Après avoir retrouvé l'efficacité qui lui faisait défaut, le Paris Saint-Germain a rappelé qu'il avait le cuir solide. "On a su bien défendre, rester costauds et marquer sur nos temps forts en gérant nos temps faibles. Je pense que l'équipe a grandi. On a gagné en expérience depuis la saison dernière", a appuyé le capitaine Marquinhos, acteur et témoin de toutes les péripéties européennes du club depuis 13 ans.
De quoi donner du crédit à l'idée que ce Paris Saint-Germain est encore plus fort que celui de l'année dernière.
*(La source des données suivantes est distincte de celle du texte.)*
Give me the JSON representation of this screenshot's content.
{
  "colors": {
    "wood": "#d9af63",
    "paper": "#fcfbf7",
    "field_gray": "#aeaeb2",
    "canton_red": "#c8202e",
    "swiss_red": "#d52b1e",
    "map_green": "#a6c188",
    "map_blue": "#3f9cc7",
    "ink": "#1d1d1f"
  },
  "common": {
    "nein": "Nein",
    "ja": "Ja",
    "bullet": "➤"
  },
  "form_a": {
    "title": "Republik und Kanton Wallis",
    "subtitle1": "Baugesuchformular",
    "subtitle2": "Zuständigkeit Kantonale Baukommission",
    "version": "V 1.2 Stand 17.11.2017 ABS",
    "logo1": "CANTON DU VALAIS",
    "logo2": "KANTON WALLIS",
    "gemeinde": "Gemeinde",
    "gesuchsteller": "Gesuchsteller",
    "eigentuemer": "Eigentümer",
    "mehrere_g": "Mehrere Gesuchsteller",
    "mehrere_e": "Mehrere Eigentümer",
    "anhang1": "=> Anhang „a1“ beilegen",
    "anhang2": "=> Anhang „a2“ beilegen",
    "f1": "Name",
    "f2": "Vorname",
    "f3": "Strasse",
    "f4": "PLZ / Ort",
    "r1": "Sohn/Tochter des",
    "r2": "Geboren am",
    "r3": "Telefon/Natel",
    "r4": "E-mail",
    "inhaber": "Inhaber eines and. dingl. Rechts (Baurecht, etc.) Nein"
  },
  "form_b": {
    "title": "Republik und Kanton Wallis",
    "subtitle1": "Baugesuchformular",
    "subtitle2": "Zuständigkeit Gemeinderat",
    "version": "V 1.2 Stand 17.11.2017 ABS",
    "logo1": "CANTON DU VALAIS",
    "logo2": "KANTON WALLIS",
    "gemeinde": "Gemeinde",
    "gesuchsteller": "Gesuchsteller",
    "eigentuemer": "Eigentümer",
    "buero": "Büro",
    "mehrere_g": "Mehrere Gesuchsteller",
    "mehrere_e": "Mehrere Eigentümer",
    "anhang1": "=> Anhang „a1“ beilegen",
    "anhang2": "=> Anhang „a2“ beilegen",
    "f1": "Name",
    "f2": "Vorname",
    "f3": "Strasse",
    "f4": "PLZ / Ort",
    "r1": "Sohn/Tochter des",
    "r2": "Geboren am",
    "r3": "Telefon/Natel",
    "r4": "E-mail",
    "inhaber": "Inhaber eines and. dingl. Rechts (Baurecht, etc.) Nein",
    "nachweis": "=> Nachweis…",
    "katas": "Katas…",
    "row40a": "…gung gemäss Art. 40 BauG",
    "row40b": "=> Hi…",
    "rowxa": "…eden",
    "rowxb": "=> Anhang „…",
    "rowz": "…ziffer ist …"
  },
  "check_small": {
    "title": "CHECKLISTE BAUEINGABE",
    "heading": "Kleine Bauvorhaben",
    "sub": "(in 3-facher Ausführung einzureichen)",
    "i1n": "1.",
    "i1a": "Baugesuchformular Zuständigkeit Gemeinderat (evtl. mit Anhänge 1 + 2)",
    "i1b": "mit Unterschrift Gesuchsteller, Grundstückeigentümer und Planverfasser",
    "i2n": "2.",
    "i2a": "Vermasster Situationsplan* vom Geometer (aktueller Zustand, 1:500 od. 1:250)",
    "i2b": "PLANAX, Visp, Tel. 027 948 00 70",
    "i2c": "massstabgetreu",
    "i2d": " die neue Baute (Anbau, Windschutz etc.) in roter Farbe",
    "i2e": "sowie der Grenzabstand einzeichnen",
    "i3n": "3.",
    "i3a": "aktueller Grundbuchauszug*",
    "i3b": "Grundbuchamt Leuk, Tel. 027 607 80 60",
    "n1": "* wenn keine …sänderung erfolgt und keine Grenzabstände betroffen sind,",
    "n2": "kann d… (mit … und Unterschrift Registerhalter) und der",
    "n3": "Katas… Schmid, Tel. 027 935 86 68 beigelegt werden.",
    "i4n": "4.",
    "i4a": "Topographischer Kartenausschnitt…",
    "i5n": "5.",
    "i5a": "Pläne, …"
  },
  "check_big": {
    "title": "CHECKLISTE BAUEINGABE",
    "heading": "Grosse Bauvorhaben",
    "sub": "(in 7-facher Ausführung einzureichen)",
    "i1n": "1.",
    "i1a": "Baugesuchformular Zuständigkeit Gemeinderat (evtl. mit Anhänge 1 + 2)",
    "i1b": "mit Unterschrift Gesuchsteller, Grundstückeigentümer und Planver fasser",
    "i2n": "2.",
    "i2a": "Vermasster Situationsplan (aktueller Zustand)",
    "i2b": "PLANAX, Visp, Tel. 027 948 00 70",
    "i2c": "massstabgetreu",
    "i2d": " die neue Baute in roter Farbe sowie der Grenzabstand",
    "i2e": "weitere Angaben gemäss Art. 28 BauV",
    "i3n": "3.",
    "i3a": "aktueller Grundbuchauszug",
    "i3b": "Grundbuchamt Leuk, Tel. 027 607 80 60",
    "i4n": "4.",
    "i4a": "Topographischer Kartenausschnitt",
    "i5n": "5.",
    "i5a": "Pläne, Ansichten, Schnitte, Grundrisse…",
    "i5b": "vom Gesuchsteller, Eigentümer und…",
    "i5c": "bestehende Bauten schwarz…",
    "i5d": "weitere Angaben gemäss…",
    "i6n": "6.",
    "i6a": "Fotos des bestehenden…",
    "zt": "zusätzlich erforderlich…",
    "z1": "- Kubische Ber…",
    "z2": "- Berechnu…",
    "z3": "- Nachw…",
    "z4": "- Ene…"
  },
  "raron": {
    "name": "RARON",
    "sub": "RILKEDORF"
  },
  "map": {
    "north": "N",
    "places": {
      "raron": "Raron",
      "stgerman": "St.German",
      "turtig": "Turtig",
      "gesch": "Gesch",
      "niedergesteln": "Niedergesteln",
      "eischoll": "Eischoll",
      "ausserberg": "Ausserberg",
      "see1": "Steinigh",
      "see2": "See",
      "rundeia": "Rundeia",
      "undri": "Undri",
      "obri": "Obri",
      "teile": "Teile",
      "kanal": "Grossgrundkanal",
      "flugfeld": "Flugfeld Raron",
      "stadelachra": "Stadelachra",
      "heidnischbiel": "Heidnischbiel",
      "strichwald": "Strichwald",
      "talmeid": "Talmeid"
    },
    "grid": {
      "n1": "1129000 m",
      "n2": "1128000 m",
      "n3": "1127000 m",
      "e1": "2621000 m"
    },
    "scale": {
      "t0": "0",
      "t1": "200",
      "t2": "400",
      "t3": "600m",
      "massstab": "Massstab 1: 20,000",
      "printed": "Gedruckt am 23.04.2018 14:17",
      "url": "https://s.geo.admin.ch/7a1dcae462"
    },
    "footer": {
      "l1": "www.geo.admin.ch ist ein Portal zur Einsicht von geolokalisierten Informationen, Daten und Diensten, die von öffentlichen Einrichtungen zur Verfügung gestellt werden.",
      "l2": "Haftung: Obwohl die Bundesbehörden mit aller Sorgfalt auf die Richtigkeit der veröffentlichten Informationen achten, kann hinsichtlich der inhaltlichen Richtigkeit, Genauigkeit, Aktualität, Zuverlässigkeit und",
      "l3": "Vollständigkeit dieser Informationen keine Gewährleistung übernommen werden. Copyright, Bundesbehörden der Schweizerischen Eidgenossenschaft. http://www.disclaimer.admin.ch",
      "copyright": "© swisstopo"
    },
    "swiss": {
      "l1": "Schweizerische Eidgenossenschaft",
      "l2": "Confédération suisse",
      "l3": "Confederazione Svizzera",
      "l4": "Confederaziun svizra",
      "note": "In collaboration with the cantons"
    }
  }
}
C'est en tout cas une question qui avait été posée à la fois à Achraf Hakimi et à Luis Enrique en avant-match. "C'est difficile d'analyser cela, avait répondu le technicien espagnol. Le plus important c'est de montrer notre capacité et notre mentalité pour surmonter la difficulté". Ses joueurs ont justement atteint cet objectif face à Liverpool, mais avant de répondre vraiment à la question, ils devront réitérer la performance face à un adversaire bien mieux armé, surtout si le Bayern Munich valide sa qualification face au Real Madrid (2-1 après l'aller en Espagne).